大巴车碾过最后一段坑洼的泥土路,车轮碾过碎石的声响渐渐停歇,最终稳稳停在了群山环抱的平地上,车门“嗤”的一声打开,裹挟着草木清香的山风瞬间涌进车厢,学生们纷纷起身。
眼前是一所简陋的乡村小学。
裴时宥站在原地,有些目瞪口呆,甚至忘了拿行李,还是武桢禾拍了他一下,才反应过来。
带队老师拿着宿舍分配名单,站在教学楼旁的两层红砖小楼前扬声喊着,“大家先安静一下!这栋楼就是我们的支教宿舍,一楼是男寝,二楼是女寝,每个房间住两个人,我们先把行李放进宿舍再来集合。”

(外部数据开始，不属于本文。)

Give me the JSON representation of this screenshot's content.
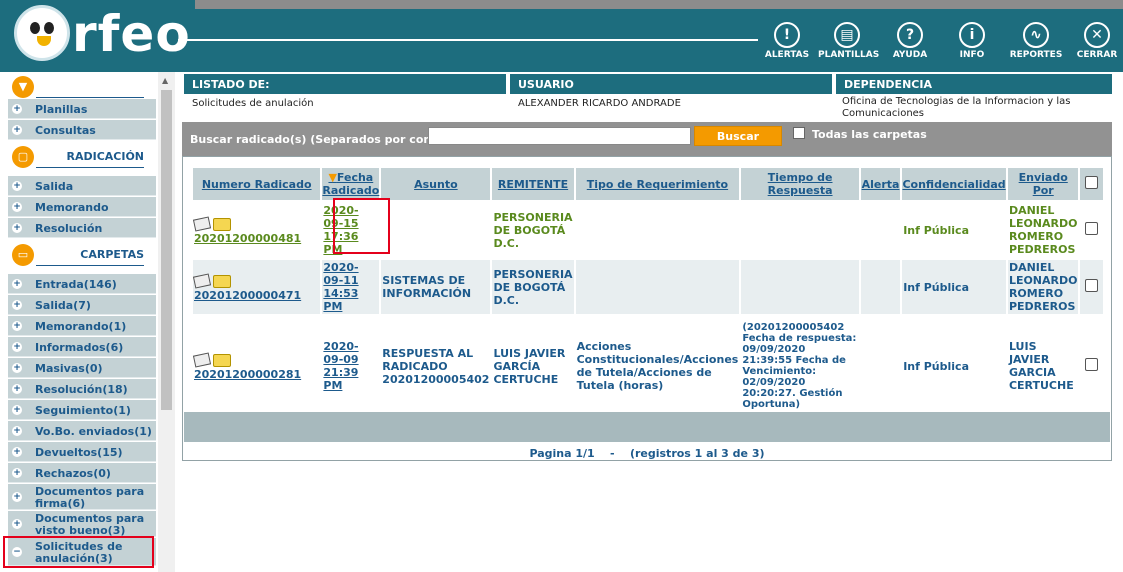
{
  "app": {
    "logo_text": "rfeo"
  },
  "header": {
    "buttons": [
      {
        "label": "ALERTAS",
        "icon": "alert-icon",
        "glyph": "!"
      },
      {
        "label": "PLANTILLAS",
        "icon": "document-icon",
        "glyph": "▤"
      },
      {
        "label": "AYUDA",
        "icon": "help-icon",
        "glyph": "?"
      },
      {
        "label": "INFO",
        "icon": "info-icon",
        "glyph": "i"
      },
      {
        "label": "REPORTES",
        "icon": "reports-icon",
        "glyph": "∿"
      },
      {
        "label": "CERRAR",
        "icon": "close-icon",
        "glyph": "✕"
      }
    ]
  },
  "sidebar": {
    "top_items": [
      {
        "label": "Planillas"
      },
      {
        "label": "Consultas"
      }
    ],
    "radicacion": {
      "title": "RADICACIÓN",
      "items": [
        {
          "label": "Salida"
        },
        {
          "label": "Memorando"
        },
        {
          "label": "Resolución"
        }
      ]
    },
    "carpetas": {
      "title": "CARPETAS",
      "items": [
        {
          "label": "Entrada(146)"
        },
        {
          "label": "Salida(7)"
        },
        {
          "label": "Memorando(1)"
        },
        {
          "label": "Informados(6)"
        },
        {
          "label": "Masivas(0)"
        },
        {
          "label": "Resolución(18)"
        },
        {
          "label": "Seguimiento(1)"
        },
        {
          "label": "Vo.Bo. enviados(1)"
        },
        {
          "label": "Devueltos(15)"
        },
        {
          "label": "Rechazos(0)"
        },
        {
          "label": "Documentos para firma(6)"
        },
        {
          "label": "Documentos para visto bueno(3)"
        },
        {
          "label": "Solicitudes de anulación(3)"
        }
      ]
    }
  },
  "info_header": {
    "listado_label": "LISTADO DE:",
    "listado_value": "Solicitudes de anulación",
    "usuario_label": "USUARIO",
    "usuario_value": "ALEXANDER RICARDO ANDRADE",
    "dependencia_label": "DEPENDENCIA",
    "dependencia_value": "Oficina de Tecnologias de la Informacion y las Comunicaciones"
  },
  "search": {
    "label": "Buscar radicado(s) (Separados por coma)",
    "value": "",
    "button": "Buscar",
    "all_folders_label": "Todas las carpetas"
  },
  "table": {
    "columns": [
      "Numero Radicado",
      "Fecha Radicado",
      "Asunto",
      "REMITENTE",
      "Tipo de Requerimiento",
      "Tiempo de Respuesta",
      "Alerta",
      "Confidencialidad",
      "Enviado Por"
    ],
    "rows": [
      {
        "numero": "20201200000481",
        "fecha": "2020-09-15 17:36 PM",
        "asunto": "",
        "remitente": "PERSONERIA DE BOGOTÁ D.C.",
        "tipo": "",
        "tiempo": "",
        "alerta": "",
        "confidencialidad": "Inf Pública",
        "enviado": "DANIEL LEONARDO ROMERO PEDREROS"
      },
      {
        "numero": "20201200000471",
        "fecha": "2020-09-11 14:53 PM",
        "asunto": "SISTEMAS DE INFORMACIÓN",
        "remitente": "PERSONERIA DE BOGOTÁ D.C.",
        "tipo": "",
        "tiempo": "",
        "alerta": "",
        "confidencialidad": "Inf Pública",
        "enviado": "DANIEL LEONARDO ROMERO PEDREROS"
      },
      {
        "numero": "20201200000281",
        "fecha": "2020-09-09 21:39 PM",
        "asunto": "RESPUESTA AL RADICADO 20201200005402",
        "remitente": "LUIS JAVIER GARCÍA CERTUCHE",
        "tipo": "Acciones Constitucionales/Acciones de Tutela/Acciones de Tutela (horas)",
        "tiempo": "(20201200005402 Fecha de respuesta: 09/09/2020 21:39:55 Fecha de Vencimiento: 02/09/2020 20:20:27. Gestión Oportuna)",
        "alerta": "",
        "confidencialidad": "Inf Pública",
        "enviado": "LUIS JAVIER GARCIA CERTUCHE"
      }
    ]
  },
  "pager": {
    "page": "Pagina 1/1",
    "sep": "-",
    "records": "(registros 1 al 3 de 3)"
  },
  "colors": {
    "header_bg": "#1d6d7e",
    "accent_orange": "#f49a00",
    "highlight_red": "#e4001b"
  }
}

学生们凑在一起,踮着脚看向老师手里的名单,有人期待着和熟悉的朋友同寝,小声讨论着宿舍的环境。负责后勤的乡村老师笑着补充,“条件比不上城里,没有独立卫浴,每层楼有公共的洗漱间和卫生间,热水每天傍晚供应一个小时,大家多担待。”
“啊?”裴时宥听见这话心里咯噔一下,默默扭头看向武桢禾,他每天都要洗澡,没有私密空间怎么可以,只供应一个小时就算了,还要和别人一块住。
武桢禾气定神闲地往里走,裴时宥左顾右盼几秒,赶紧拉住她的袖子,“姐姐,我有洁癖的呀。”
“都说了你个大少爷受不了,还来,怨谁?”
“怎么办啊?姐姐。”
“忍着。”
裴时宥欲哭无泪,自己选择了硬着头皮也得坚持下去,就这样回了家恐怕要被家里人笑死,和他同宿舍的是别班的一个男生,他不认识,但挺热情,还自来熟。

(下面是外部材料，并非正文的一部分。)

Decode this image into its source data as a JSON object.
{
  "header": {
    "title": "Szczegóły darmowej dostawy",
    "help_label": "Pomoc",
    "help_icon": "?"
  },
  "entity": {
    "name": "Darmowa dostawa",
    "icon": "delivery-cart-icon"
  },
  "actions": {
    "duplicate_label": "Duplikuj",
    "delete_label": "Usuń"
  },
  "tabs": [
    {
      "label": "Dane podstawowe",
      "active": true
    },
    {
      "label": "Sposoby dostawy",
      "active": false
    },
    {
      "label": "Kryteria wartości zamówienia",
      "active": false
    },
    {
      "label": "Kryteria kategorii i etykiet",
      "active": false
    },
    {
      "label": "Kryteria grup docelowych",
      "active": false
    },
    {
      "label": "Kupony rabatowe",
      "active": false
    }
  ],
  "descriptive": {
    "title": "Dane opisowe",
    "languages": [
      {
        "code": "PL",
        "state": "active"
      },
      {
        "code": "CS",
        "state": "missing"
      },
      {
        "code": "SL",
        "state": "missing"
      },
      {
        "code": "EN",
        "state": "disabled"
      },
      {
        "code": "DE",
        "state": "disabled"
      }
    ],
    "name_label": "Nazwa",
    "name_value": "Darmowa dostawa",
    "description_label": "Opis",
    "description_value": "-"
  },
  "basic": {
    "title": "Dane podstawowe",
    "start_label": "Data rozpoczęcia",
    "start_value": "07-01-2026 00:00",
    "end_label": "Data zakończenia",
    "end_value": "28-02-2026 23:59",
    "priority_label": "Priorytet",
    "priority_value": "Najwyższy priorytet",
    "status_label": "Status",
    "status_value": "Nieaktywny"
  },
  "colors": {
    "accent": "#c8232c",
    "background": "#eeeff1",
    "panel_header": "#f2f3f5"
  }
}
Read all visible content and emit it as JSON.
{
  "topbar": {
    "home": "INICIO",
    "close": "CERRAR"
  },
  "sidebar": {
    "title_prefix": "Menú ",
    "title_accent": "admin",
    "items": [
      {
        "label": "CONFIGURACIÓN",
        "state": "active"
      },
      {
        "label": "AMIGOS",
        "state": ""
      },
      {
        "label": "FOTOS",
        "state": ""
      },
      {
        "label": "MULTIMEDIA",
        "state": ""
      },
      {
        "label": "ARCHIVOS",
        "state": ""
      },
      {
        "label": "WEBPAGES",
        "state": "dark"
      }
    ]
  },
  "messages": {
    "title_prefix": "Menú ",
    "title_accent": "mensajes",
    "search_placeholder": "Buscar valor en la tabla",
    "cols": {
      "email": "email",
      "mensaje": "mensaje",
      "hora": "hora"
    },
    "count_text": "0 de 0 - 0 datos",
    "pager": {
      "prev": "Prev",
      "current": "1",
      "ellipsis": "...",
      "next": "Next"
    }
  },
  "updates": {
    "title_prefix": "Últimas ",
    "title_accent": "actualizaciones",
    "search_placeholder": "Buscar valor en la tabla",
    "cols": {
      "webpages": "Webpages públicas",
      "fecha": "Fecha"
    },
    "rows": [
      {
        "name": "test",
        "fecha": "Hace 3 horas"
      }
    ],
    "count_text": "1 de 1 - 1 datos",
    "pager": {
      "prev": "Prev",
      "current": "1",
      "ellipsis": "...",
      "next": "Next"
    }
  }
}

武桢禾推开宿舍的门,女孩挺热心肠地过来帮她搬行李,还说帮她把床铺好了,她道谢后就下楼。
宿舍楼旁的空地上,几张长条木桌被拼在了一起,支教团的同学们从行李箱里搬出提前准备好的材料,翠绿的粽叶、饱满的糯米,还有蜜枣、花生、咸蛋黄等馅料,甚至有人带来了五彩绳和手工香囊的布料。
高中生们分成了几组,有的蹲在大盆边耐心地清洗粽叶,翠绿的叶片在清水里舒展;有的把泡好的糯米拌匀,撒上甜甜的蜜枣;还有几个手脚麻利的女生,已经开始教孩子们包粽子了。
武桢禾穿着一件黑T,扎着马尾,旁边围着三两个小学生,她干活麻利,三言两语就教会他们怎么包粽子了,小孩子也很喜欢他们。
午饭时分,一锅锅热气腾腾的粽子被端上了桌,白米粽蘸着白糖,蜜枣粽甜滋滋的,红豆粽软糯香甜,孩子们围坐在长条木桌旁,和高中生们挤在一起,手里捧着温热的粽子。
武桢禾被人戳了戳,才回头去看。
裴时宥默默把凳子搬过来,坐在她身边,将一个丑丑的粽子拿出来,“我包的,想送给你,端午节你要第一个吃我的粽子。”
武桢禾沉默了片刻,旁边的小孩捧腹大笑,“哥哥,你包的粽子还没我包得漂亮!”
裴时宥尴尬地说,“我没包过,刚才学了没学会。”
“哥哥,城里好玩吗?”一个小男孩吃得脏兮兮的,裴时宥看着很糟心,摸了摸口袋,拿出湿巾,递给他,指了指脸颊。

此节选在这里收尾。